Hutan pesisir adalah suatu daerah sepanjang garis pantai yang merupakan transisi antara laut dan darat yang berfungsi sebagai habitat dari tumbuhan yang beradaptasi baik dengan lingkungan peisisir (semi marine environment). Dengan ekosistem dan tipe tumbuhan yang khas, karakteristik daerah yang sempit ini sangat bervariasi, ada yang hanya secuil (beberapa meter) ada juga yang jauh menjorok ke daratan hingga ratusan kilometer. Daerah hutan pesisir mencakup berbagai bentukan lahan mulai dari dataran lumpur (mud flats), pantai berpasir, delta, tepi sungai, estuari, dan bahkan lereng bebatuan yang sangat curam sekalipun. FAO [1] mengelompokan tujuh tipe hutan pantai berdasarkan dominasi tumbuhan dan faktor iklim sbb:

  • Hutan bakau (mangrove): hutan bakau termasuk ke dalam tipe hutan pantai yang paling umum dijumpai di daerah pantai yang relative terlindungi dari hempasan gelombang baik itu di daerah tropis maupun subtropis.
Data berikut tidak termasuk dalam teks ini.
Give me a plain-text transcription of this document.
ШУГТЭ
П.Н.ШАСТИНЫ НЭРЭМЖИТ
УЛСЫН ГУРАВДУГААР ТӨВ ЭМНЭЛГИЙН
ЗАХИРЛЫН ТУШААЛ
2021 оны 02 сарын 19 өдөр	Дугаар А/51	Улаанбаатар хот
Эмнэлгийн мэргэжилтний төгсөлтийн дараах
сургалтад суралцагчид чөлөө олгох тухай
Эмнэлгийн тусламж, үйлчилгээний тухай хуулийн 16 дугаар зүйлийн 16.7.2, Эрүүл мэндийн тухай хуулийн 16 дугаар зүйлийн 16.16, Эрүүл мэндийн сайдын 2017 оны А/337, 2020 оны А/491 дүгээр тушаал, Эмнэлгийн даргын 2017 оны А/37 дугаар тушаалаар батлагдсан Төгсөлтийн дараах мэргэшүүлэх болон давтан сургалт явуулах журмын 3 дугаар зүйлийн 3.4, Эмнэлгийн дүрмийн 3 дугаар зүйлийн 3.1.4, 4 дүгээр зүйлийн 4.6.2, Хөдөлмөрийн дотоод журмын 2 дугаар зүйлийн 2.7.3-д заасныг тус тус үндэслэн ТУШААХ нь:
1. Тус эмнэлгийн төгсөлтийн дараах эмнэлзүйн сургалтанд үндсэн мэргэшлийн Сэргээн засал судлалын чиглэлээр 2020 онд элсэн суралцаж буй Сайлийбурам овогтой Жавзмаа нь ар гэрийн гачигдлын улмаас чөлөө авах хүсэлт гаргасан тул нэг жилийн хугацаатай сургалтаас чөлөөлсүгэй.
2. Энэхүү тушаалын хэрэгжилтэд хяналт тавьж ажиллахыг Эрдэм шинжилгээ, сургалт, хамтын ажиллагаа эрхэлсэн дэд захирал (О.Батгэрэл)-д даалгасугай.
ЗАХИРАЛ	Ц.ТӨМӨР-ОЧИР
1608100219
Kemampuannya untuk bertahan di rawa-rawa dengan tanah yang anoxic (minim oxygen terlarut) merupakan kunci keberhasilan beradaptasi di daerah transisi ini. Species bakau sangat beragam, ada bakau merah (Rhizophora), bakau tancang, api-api, dll (lihat table 1).
Table 1: jenis-jenis bakau [2]

Gambar 2: Sisa-sisa hutan bakau di Jakarta yang coba dilestarikan

  • Hutan pantai (beach forest): hutan jenis ini umumnya dijumpai di atas garis pasang air tertinggi ditandai dengan habitat tanah berpasir yang kadang bercampur dengan lahan pertanian atau hutan daratan. Contoh dari tumbuhan hutan pantai adalah cemara laut (Casuarina equisetifolia), kelapa (Cocos nucifera), waru laut, dll.

Gambar 3: hutan pantai dengan pohon cemara laut di Pulau Sagori - Indonesia (sumber foto: GND)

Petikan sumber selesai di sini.